Most New Year's resolutions will fail in 6 weeks. Here's how you can beat the odds
Start small, and don't set yourself up for failure
Let's start with the bad news.
If you chose Jan. 1, 2020, to be the start of your big year — the one where you get in shape, land a big job and turn your life around — you're probably going to fail.
But the good news? That's OK.
According to the Association of Psychology Newfoundland and Labrador, studies suggest 80 per cent of people will fail at their New Year's resolutions by mid-February.
So on the bright side, you're not alone, and there's lots you can do to help your chances.
"We set ourselves up for failure right from the start," said Janine Hubbard, a psychologist and director with the APNL. "We tend to set ourselves really unachievable goals. And we don't prepare for failure."
Set goals you can track
Too often, Hubbard said, people start off the year with a lofty goal that doesn't make a lot of sense.
These are often vague — a goal to be healthy, or happy, for example. But how do you measure happiness or healthiness?
Without concrete evidence of success, it can be easy to cast aside a resolution and throw in the towel early.
"It's not going to happen," she said. "You have to pick something you can start today and achieve."
Hubbard suggests starting with something simple, like a goal to eat an extra serving of vegetables each day.
"That's what we call a smart goal," she said. "They're specific, they're measurable, achievable, realistic and time-bound."
Add rather than subtract
Don't start the new calendar with a list of things you're going to give up.
Instead, start the new year with a list of positive things you want to add into your life.
Rather than pledging to spend less time on the couch, promise yourself to spend an extra hour outside every day.
"Depriving yourself is never going to work," Hubbard said. "So it's adding in something positive and then over time, some of the other things start to fall away because they've been replaced."
Hubbard said there is "too much evidence" to prove depriving yourself of things doesn't stick. The old behaviours come back with a vengeance unless they've been replaced by something positive.
Share your resolution
A good way to make sure it sticks is to be open about your intentions with people you care about.
"Tell someone," Hubbard said. "It doesn't have to be like Facebook public or Twitter public; it can be just to your spouse or a coworker."
It can be easy to quit on yourself if nobody knows you're trying to do something new. When other people are watching, it's extra motivation to stick with it.

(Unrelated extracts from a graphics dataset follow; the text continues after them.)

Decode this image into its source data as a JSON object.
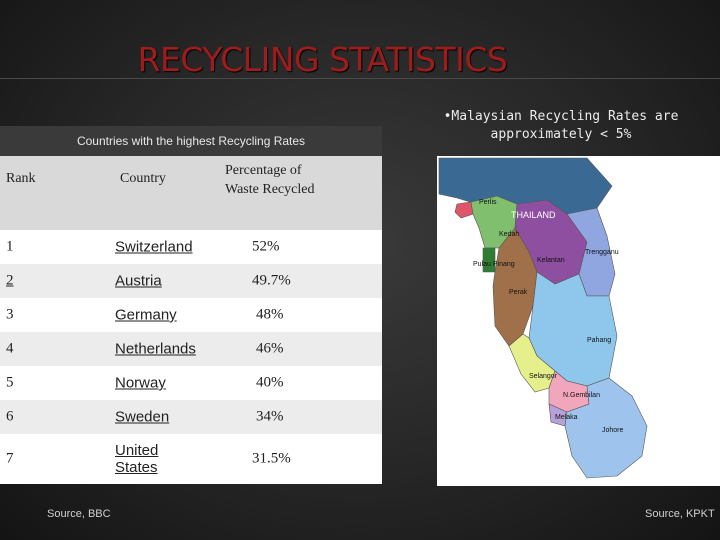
{
  "slide": {
    "title": "RECYCLING STATISTICS",
    "table_heading": "Countries with the highest Recycling Rates",
    "columns": [
      "Rank",
      "Country",
      "Percentage of Waste Recycled"
    ],
    "rows": [
      {
        "rank": "1",
        "country": "Switzerland",
        "percentage": "52%"
      },
      {
        "rank": "2",
        "country": "Austria",
        "percentage": "49.7%"
      },
      {
        "rank": "3",
        "country": "Germany",
        "percentage": "48%"
      },
      {
        "rank": "4",
        "country": "Netherlands",
        "percentage": "46%"
      },
      {
        "rank": "5",
        "country": "Norway",
        "percentage": "40%"
      },
      {
        "rank": "6",
        "country": "Sweden",
        "percentage": "34%"
      },
      {
        "rank": "7",
        "country": "United States",
        "percentage": "31.5%"
      }
    ],
    "source_left": "Source, BBC",
    "note": "•Malaysian Recycling Rates are approximately < 5%",
    "source_right": "Source, KPKT"
  },
  "map": {
    "labels": {
      "perlis": "Perlis",
      "thailand": "THAILAND",
      "kedah": "Kedah",
      "pulau_pinang": "Pulau Pinang",
      "kelantan": "Kelantan",
      "terengganu": "Trengganu",
      "perak": "Perak",
      "pahang": "Pahang",
      "selangor": "Selangor",
      "n_sembilan": "N.Gembilan",
      "melaka": "Melaka",
      "johore": "Johore"
    },
    "colors": {
      "sea": "#ffffff",
      "thailand": "#3a6a94",
      "perlis": "#e0556a",
      "kedah": "#7fbf6e",
      "penang": "#2e7d32",
      "kelantan": "#8e4fa0",
      "terengganu": "#8fa6e0",
      "perak": "#a0704a",
      "pahang": "#8fc7ec",
      "selangor": "#e5f08c",
      "n_sembilan": "#f2a6bc",
      "melaka": "#b7a1d8",
      "johore": "#9ec4ee"
    }
  }
}
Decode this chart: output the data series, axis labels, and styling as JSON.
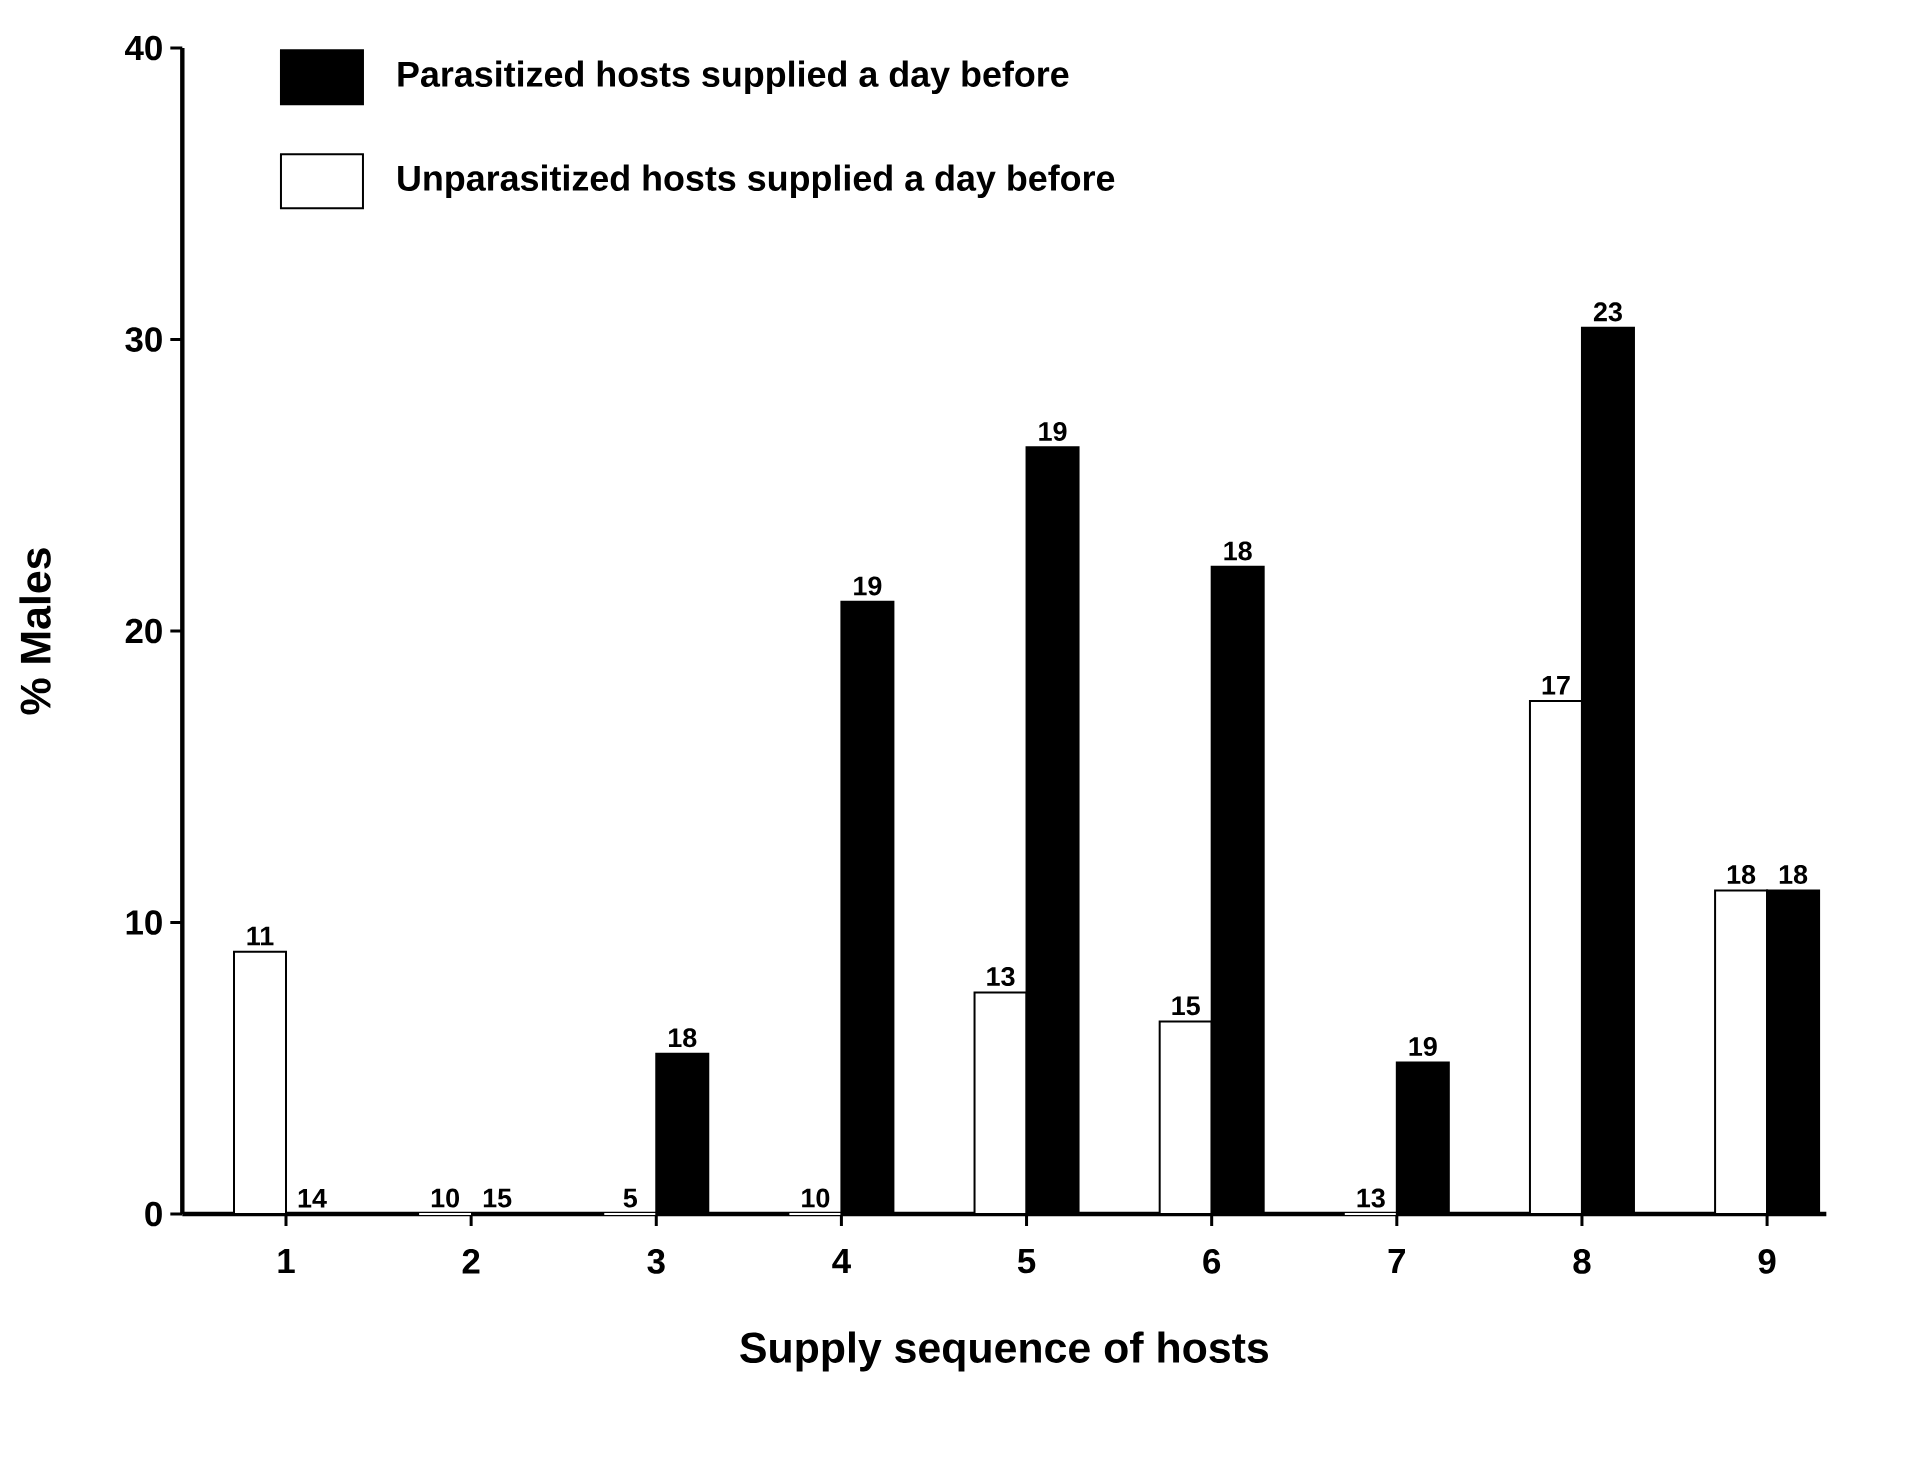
{
  "chart_data": {
    "type": "bar",
    "xlabel": "Supply sequence of hosts",
    "ylabel": "% Males",
    "categories": [
      "1",
      "2",
      "3",
      "4",
      "5",
      "6",
      "7",
      "8",
      "9"
    ],
    "series": [
      {
        "name": "Unparasitized hosts supplied a day before",
        "color": "#ffffff",
        "values": [
          9.0,
          0,
          0,
          0,
          7.6,
          6.6,
          0,
          17.6,
          11.1
        ]
      },
      {
        "name": "Parasitized hosts supplied a day before",
        "color": "#000000",
        "values": [
          0,
          0,
          5.5,
          21.0,
          26.3,
          22.2,
          5.2,
          30.4,
          11.1
        ]
      }
    ],
    "annotations": [
      {
        "text": "11",
        "x": "1",
        "y": 9.0
      },
      {
        "text": "14",
        "x": "1",
        "y": 0
      },
      {
        "text": "10",
        "x": "2",
        "y": 0
      },
      {
        "text": "15",
        "x": "2",
        "y": 0
      },
      {
        "text": "5",
        "x": "3",
        "y": 0
      },
      {
        "text": "18",
        "x": "3",
        "y": 5.5
      },
      {
        "text": "10",
        "x": "4",
        "y": 0
      },
      {
        "text": "19",
        "x": "4",
        "y": 21.0
      },
      {
        "text": "13",
        "x": "5",
        "y": 7.6
      },
      {
        "text": "19",
        "x": "5",
        "y": 26.3
      },
      {
        "text": "15",
        "x": "6",
        "y": 6.6
      },
      {
        "text": "18",
        "x": "6",
        "y": 22.2
      },
      {
        "text": "13",
        "x": "7",
        "y": 0
      },
      {
        "text": "19",
        "x": "7",
        "y": 5.2
      },
      {
        "text": "17",
        "x": "8",
        "y": 17.6
      },
      {
        "text": "23",
        "x": "8",
        "y": 30.4
      },
      {
        "text": "18",
        "x": "9",
        "y": 11.1
      },
      {
        "text": "18",
        "x": "9",
        "y": 11.1
      }
    ],
    "ylim": [
      0,
      40
    ],
    "yticks": [
      0,
      10,
      20,
      30,
      40
    ],
    "grid": false,
    "legend": "top left"
  }
}
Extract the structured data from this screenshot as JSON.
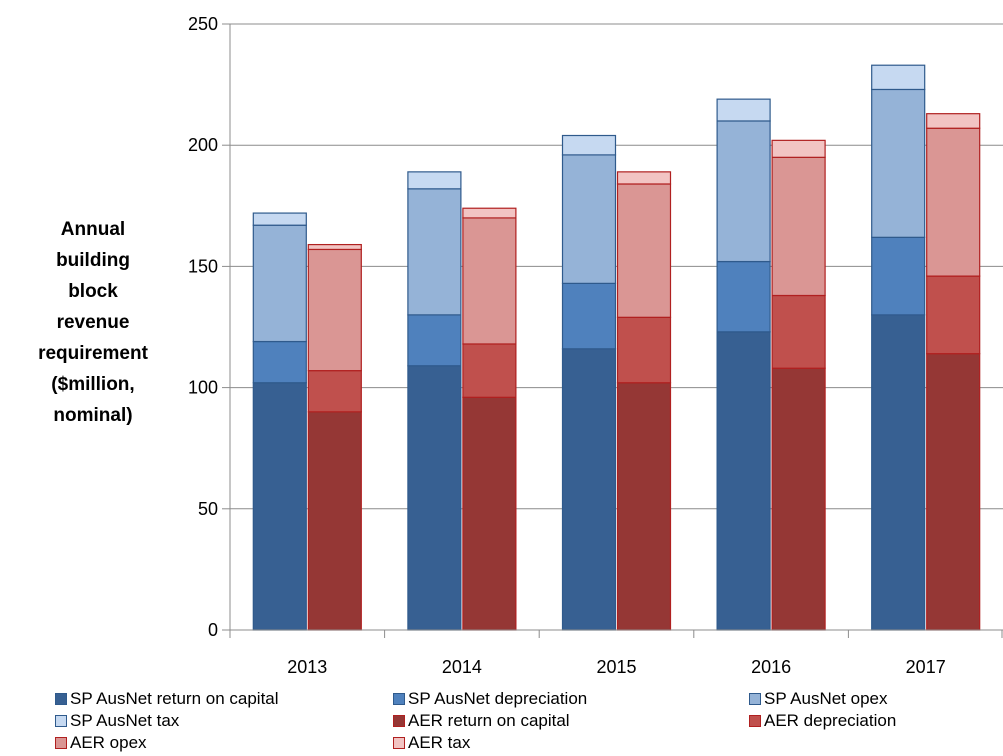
{
  "chart_data": {
    "type": "bar",
    "stacked": true,
    "grouped": true,
    "title": "",
    "ylabel_lines": [
      "Annual",
      "building",
      "block",
      "revenue",
      "requirement",
      "($million,",
      "nominal)"
    ],
    "xlabel": "",
    "categories": [
      "2013",
      "2014",
      "2015",
      "2016",
      "2017"
    ],
    "ylim": [
      0,
      250
    ],
    "yticks": [
      "0",
      "50",
      "100",
      "150",
      "200",
      "250"
    ],
    "grid": "horizontal",
    "legend_position": "bottom",
    "groups": [
      {
        "stack": "SP AusNet",
        "series": [
          {
            "name": "SP AusNet return on capital",
            "values": [
              102,
              109,
              116,
              123,
              130
            ],
            "color": "#376092"
          },
          {
            "name": "SP AusNet depreciation",
            "values": [
              17,
              21,
              27,
              29,
              32
            ],
            "color": "#4f81bd"
          },
          {
            "name": "SP AusNet opex",
            "values": [
              48,
              52,
              53,
              58,
              61
            ],
            "color": "#95b3d7"
          },
          {
            "name": "SP AusNet tax",
            "values": [
              5,
              7,
              8,
              9,
              10
            ],
            "color": "#c6d9f1"
          }
        ]
      },
      {
        "stack": "AER",
        "series": [
          {
            "name": "AER return on capital",
            "values": [
              90,
              96,
              102,
              108,
              114
            ],
            "color": "#953735"
          },
          {
            "name": "AER depreciation",
            "values": [
              17,
              22,
              27,
              30,
              32
            ],
            "color": "#c0504d"
          },
          {
            "name": "AER opex",
            "values": [
              50,
              52,
              55,
              57,
              61
            ],
            "color": "#da9694"
          },
          {
            "name": "AER tax",
            "values": [
              2,
              4,
              5,
              7,
              6
            ],
            "color": "#f2c4c3"
          }
        ]
      }
    ],
    "legend": [
      "SP AusNet return on capital",
      "SP AusNet depreciation",
      "SP AusNet opex",
      "SP AusNet tax",
      "AER return on capital",
      "AER depreciation",
      "AER opex",
      "AER tax"
    ]
  }
}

"It both gives you the emotional support behind it, but it also makes you accountable," Hubbard said.
"Accountability is very key. Otherwise, most of us make these little resolutions to ourselves and it doesn't go very far."
You don't have to do it
While a new year can be the motivation you need to kickstart new behaviours, it is just another day on a calendar.
Hubbard said people often try to force themselves to commit to a resolution even though they aren't ready for it. People shouldn't feel pressured by an "artificial deadline," she said.
"It's OK to not have [a resolution]. It's OK to say, 'I'm going to work on some small things right now, and I'll work on some bigger behavioural changes later on in the year. Or maybe next year.' It's OK."
If people go into a resolution unprepared, the failure can set them back from being ready for it later on down the road.
"The more times you set yourself up and fail, the less likely you are to give it a try another time."
Take time to relax
Whether you are going into 2020 with a goal or not, Hubbard implored people to take on one simple task.
Schedule a few minutes a day to meditate, breathe deeply, or do nothing in particular at all.
Five minutes of serenity can go a long way to improving and preserving your mental health in a world that can move a little too fast sometimes.
"Just give yourself that five minutes of self-care," she said. "Sounds easy. We'll check back in six weeks and see how we're all doing."